Call your comic store and demand they carry it or hunt it
down on Ebay or do whatever you need to do to get this story or click on this link. The movie may
never make it to a wide release so set up the searches to await the DVD, the
story is that good.
I hate to do a review where I rehash the plot and bore you
to tears, but it is a story of love, death, destruction and redemption. I love it because it uses all the great
elements of film noir and then adds a twist by giving us a golden age type of
super hero being the focus of the story. One of my favorite scenes is where Sparks walks into the
police station and he says “he wants to report his murder”. A cliché to be
sure, but well done it is not about the cliché it is putting a story around it
that makes the cliché a great element of the story.

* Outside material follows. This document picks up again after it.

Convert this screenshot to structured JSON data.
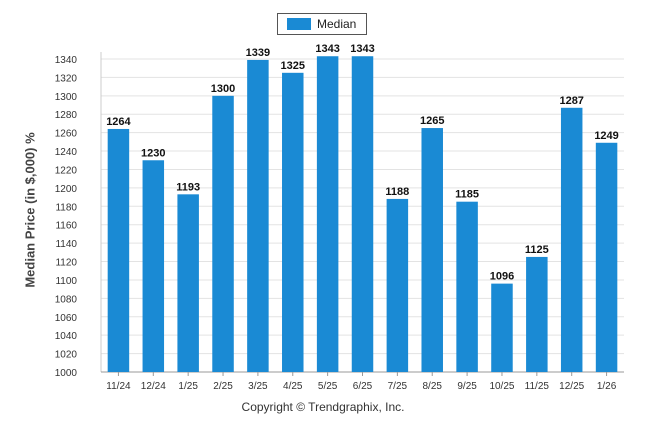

The story unfold and we get the origin of Sparks, the tough
start, the move to the big city, the meeting of the love of his life and then
it begins to unravel. We have a great bad guy, we have the man who pulls Sparks out of the depths
of despair and gives him a life again. We have betrayals, double crosses,
additional reveals and the layers of this onion are peeled back. You have to
pay attention to the story and sometimes I had to flip back and forth and say “wait
a minute wasn’t so and so doing this and not that”. That’s what I love about
it, it is a rich story that is both complex and full or twists and turns and it
is also a simple story of someone trying to be the hero and of course against
all odds he ….well that would be telling.
I’m not going to lie I have been a fan of this material for
a long time and I’m almost giddy to see it has come to full life as a graphic
novel and the movie; I can’t wait to see the entire movie. I’m also thrilled to
see the story completed as a graphic novel. Now due to various and at this time
unimportant reasons the art was completed by Tyler Endicott. Tyler did a good job, but the different artists
are not my preference for how a graphic novel should be done. It is not a
negative as much as it is an observation. Also the final cut had some
differences from what I read a few years back and while I was a little taken aback,
I believe the changes are for the best as a graphic novel is a different animal
from a serialized format. One of the biggest problems this industry has is
often presenting stories which work collected as chapters in a monthly book.
Few writers appreciate that a monthly book is not a graphic novel. Christopher
has shown great respect and intelligence in approaching every method of
presenting the story in a fashion that best suits the medium he is presenting
it in. The comic is different from the motion comic which is different from the
graphic novel which is different from the movie. I’m looking forward to the
musical.
If you couldn’t tell I think Sparks is worth checking out as both a
graphic novel and a movie. My biggest hope is this movie gets enough traction
to open in a lot of theatres as I want people to see that the super hero genre
can be used in conjuncture with other types of story other then the straight
super hero stuff Iron Man, Avengers and the rest are giving us. Again not
knocking that material, I love it, but this story is just as cool in its own way.